Hongkai Mao

Hongkai Mao

University of Chicago

Sentiment Shift: Interplay between users and the community on a Chinese Movie-rating Website

Researchers have been increasingly interested in group polarization in online spaces recently. On many occasions, polarized sentiment is an important part of group polarization, and being negative is more common in groups(Zollo et al., 2015, Del Vicario et al., 2016). However, negative sentiment could be detrimental to the online community (Cheng, Danescu-Niculescu-Mizil, & Leskovec 2014, May). This work aims to study the sentiment drift in an online community and how users contribute to the sentiment drift differently in the hope of improving our understanding of emotion dynamics in a community. Ultimately, this work could serve the greater purpose of helping us prepare for proposing solutions to control potential negative emotion contagions. Using over 4 million movies from a Chinese Movie-rating Website, Douban movie, this study unveils the sentiment drift in that community and the interplay between users and the community. Our analysis reveals a sentiment shift on Douban Movie.
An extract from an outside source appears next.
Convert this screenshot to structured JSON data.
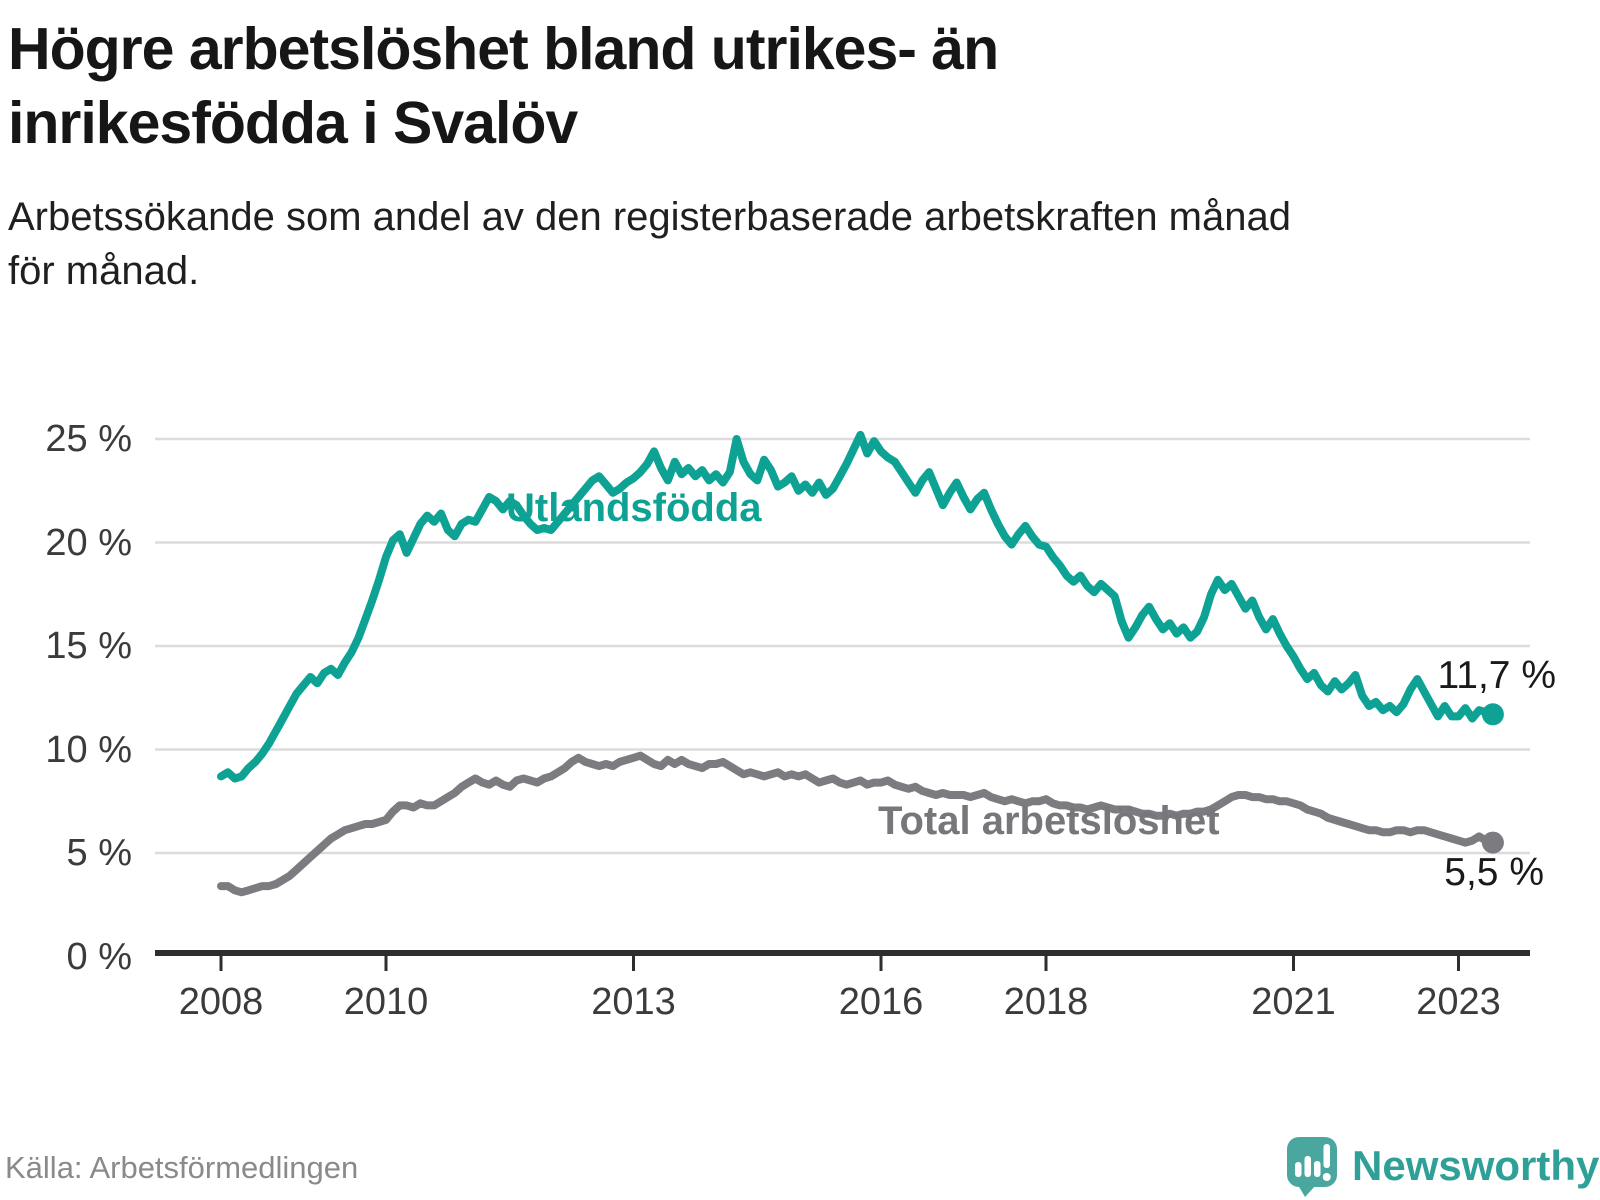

Specifically, active users tend to contribute more to the community’s negativity. On average, users shift toward the negativity fast at the beginning period in the community and then slow down later, suggesting a fitting-in process. Our analysis also highlights new users’ influence on the community’s positive state. While previous research primarily focuses on misinformation accounts of online group polarization, findings of this work together show that polarization could rise without misinformation, suggesting the possible mechanism of group identity on group polarization on social media platforms.

Bio: I am a graduate student in the Computational Social Science program at The University of Chicago. My research interests include human behaviors on social media platforms, Human AI interaction, and social inequality. I actively combine tools like language models, deep graphs, and reinforcement learning with social science topics.